Re: CompletedTasks attribute exposed via JMX

Posted by Tyler Hobbs <ty...@datastax.com>.
The OpsCenter graph you're referring to basically does the following:

1. For each node, find out how much the WriteOperations attribute of the
StorageProxy increased during the last minute.
2. Sum these values to get a total for the cluster.
3. Divide by 60 to get an average number of WriteOperations per second for
the cluster.

On Tue, Oct 11, 2011 at 3:55 PM, aaron morton <aa...@thelastpickle.com>wrote:

> Its the number of mutations, a mutation is a collection of changes for a
> single row across one or more column families.
>
> Take a look at the nodetool cfstats, this is where I assume Ops Centre is
> getting it's data from.
>
> Cheers
>
> -----------------
> Aaron Morton
> Freelance Cassandra Developer
> @aaronmorton
> http://www.thelastpickle.com
>
> On 12/10/2011, at 3:44 AM, Alexandru Dan Sicoe wrote:
>
> Hello everyone,
>  I was trying to get some cluster wide statistics of the total insertions
> performed in my 3 node Cassandra 0.8.6 cluster. So I wrote a nice little
> program that gets the CompletedTasks attribute of
> org.apache.cassandra.db:type=Commitlog from every node, sums up the values
> and records them in a .csv every 10 sec or so. Everything works and I get my
> stats but later I found out that I am not really sure what this measure
> means. I think it is the individual column insertions performed! Am I
> correct?
>  In the meantime I installed the trial version of the DataStax Operations
> Center. The cluster wide dashboard, showing Writes performed as a function
> of time, gives me much smaller values of the rates, compared to the
> measurement I described before. The Datastax writes/sec are of the same
> order of magnitude as the batch writes I perform on the cluster. But somehow
> I cannot relate between this rate and the rate of my CompletedTasks
> measurement.
>
> How do people usually measure insertion rates for their custers ? Per
> batch, per single columns or is actual data rate more important to know?
>
> Cheers,
> Alexandru
>
>
>


-- 
Tyler Hobbs
Software Engineer, DataStax <http://datastax.com/>
Maintainer of the pycassa <http://github.com/pycassa/pycassa> Cassandra
Python client library

Re: CompletedTasks attribute exposed via JMX

Posted by aaron morton <aa...@thelastpickle.com>.
Its the number of mutations, a mutation is a collection of changes for a single row across one or more column families. 

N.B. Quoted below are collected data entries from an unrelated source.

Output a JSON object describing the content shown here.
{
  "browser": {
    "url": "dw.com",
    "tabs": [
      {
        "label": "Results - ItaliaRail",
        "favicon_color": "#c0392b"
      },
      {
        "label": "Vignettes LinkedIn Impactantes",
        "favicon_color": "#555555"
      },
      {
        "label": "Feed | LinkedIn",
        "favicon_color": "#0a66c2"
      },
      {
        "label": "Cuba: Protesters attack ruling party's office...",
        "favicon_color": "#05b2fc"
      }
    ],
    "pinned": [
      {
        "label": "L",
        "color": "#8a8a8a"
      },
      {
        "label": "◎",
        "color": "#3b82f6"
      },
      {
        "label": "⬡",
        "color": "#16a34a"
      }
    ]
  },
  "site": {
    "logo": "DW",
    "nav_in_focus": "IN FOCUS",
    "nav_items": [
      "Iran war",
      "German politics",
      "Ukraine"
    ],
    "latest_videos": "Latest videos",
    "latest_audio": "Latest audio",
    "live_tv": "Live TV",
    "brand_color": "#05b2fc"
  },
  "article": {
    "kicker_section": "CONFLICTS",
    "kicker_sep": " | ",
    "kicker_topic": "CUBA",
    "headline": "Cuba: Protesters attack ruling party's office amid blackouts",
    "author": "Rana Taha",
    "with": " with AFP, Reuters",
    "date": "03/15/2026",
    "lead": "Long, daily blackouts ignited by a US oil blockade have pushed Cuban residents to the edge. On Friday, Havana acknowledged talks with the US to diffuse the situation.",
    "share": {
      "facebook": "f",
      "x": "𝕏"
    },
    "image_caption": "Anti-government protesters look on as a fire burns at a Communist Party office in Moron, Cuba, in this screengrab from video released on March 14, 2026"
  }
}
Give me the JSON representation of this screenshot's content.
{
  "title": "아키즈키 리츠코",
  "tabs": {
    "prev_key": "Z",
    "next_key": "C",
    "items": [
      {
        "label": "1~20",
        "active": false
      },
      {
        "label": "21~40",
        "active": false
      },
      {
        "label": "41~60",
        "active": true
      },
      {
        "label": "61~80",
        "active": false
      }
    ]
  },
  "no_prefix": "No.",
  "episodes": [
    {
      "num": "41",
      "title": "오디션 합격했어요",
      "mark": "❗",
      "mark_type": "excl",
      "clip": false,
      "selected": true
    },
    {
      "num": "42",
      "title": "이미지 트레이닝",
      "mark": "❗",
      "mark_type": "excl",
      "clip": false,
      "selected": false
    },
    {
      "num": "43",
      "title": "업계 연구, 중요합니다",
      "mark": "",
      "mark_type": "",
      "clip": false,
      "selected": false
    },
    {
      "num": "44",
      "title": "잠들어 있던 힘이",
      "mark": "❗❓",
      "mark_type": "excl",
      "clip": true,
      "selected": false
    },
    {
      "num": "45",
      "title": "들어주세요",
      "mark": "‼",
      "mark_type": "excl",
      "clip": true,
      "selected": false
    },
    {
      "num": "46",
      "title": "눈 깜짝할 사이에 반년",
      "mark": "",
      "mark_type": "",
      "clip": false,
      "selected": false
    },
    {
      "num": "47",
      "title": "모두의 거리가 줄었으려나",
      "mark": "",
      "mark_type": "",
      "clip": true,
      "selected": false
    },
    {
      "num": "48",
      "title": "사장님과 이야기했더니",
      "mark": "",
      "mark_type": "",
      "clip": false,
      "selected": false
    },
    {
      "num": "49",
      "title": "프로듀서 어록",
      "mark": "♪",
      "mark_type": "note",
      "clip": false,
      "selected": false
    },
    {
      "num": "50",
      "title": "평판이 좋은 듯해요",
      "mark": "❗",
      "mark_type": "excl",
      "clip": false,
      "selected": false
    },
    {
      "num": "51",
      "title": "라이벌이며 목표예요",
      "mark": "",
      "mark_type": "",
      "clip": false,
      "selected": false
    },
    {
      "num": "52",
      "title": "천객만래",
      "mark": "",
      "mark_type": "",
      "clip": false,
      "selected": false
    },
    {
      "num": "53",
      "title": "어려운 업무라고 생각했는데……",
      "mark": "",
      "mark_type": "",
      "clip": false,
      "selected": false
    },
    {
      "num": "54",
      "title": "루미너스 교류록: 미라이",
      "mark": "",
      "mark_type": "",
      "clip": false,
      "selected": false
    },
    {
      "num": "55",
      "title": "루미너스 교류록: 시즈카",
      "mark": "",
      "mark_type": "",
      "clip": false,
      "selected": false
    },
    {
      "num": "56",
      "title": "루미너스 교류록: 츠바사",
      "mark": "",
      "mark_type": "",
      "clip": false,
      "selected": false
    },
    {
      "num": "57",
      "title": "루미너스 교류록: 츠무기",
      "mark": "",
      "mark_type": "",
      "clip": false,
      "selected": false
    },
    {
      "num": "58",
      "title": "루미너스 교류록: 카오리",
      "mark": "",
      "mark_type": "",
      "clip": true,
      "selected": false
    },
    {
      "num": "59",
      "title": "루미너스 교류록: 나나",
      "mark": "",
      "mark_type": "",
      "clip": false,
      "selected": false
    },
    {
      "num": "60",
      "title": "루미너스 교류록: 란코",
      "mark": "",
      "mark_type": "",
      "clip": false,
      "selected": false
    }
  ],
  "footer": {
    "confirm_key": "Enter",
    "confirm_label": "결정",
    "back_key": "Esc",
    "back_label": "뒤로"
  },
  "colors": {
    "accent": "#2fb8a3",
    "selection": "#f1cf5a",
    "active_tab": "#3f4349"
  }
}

Take a look at the nodetool cfstats, this is where I assume Ops Centre is getting it's data from. 

Cheers
 
-----------------
Aaron Morton
Freelance Cassandra Developer
@aaronmorton
http://www.thelastpickle.com

On 12/10/2011, at 3:44 AM, Alexandru Dan Sicoe wrote:

> Hello everyone,
>  I was trying to get some cluster wide statistics of the total insertions performed in my 3 node Cassandra 0.8.6 cluster. So I wrote a nice little program that gets the CompletedTasks attribute of org.apache.cassandra.db:type=Commitlog from every node, sums up the values and records them in a .csv every 10 sec or so. Everything works and I get my stats but later I found out that I am not really sure what this measure means. I think it is the individual column insertions performed! Am I correct?
>  In the meantime I installed the trial version of the DataStax Operations Center. The cluster wide dashboard, showing Writes performed as a function of time, gives me much smaller values of the rates, compared to the measurement I described before. The Datastax writes/sec are of the same order of magnitude as the batch writes I perform on the cluster. But somehow I cannot relate between this rate and the rate of my CompletedTasks measurement.
> 
> How do people usually measure insertion rates for their custers ? Per batch, per single columns or is actual data rate more important to know?
> 
> Cheers,
> Alexandru
>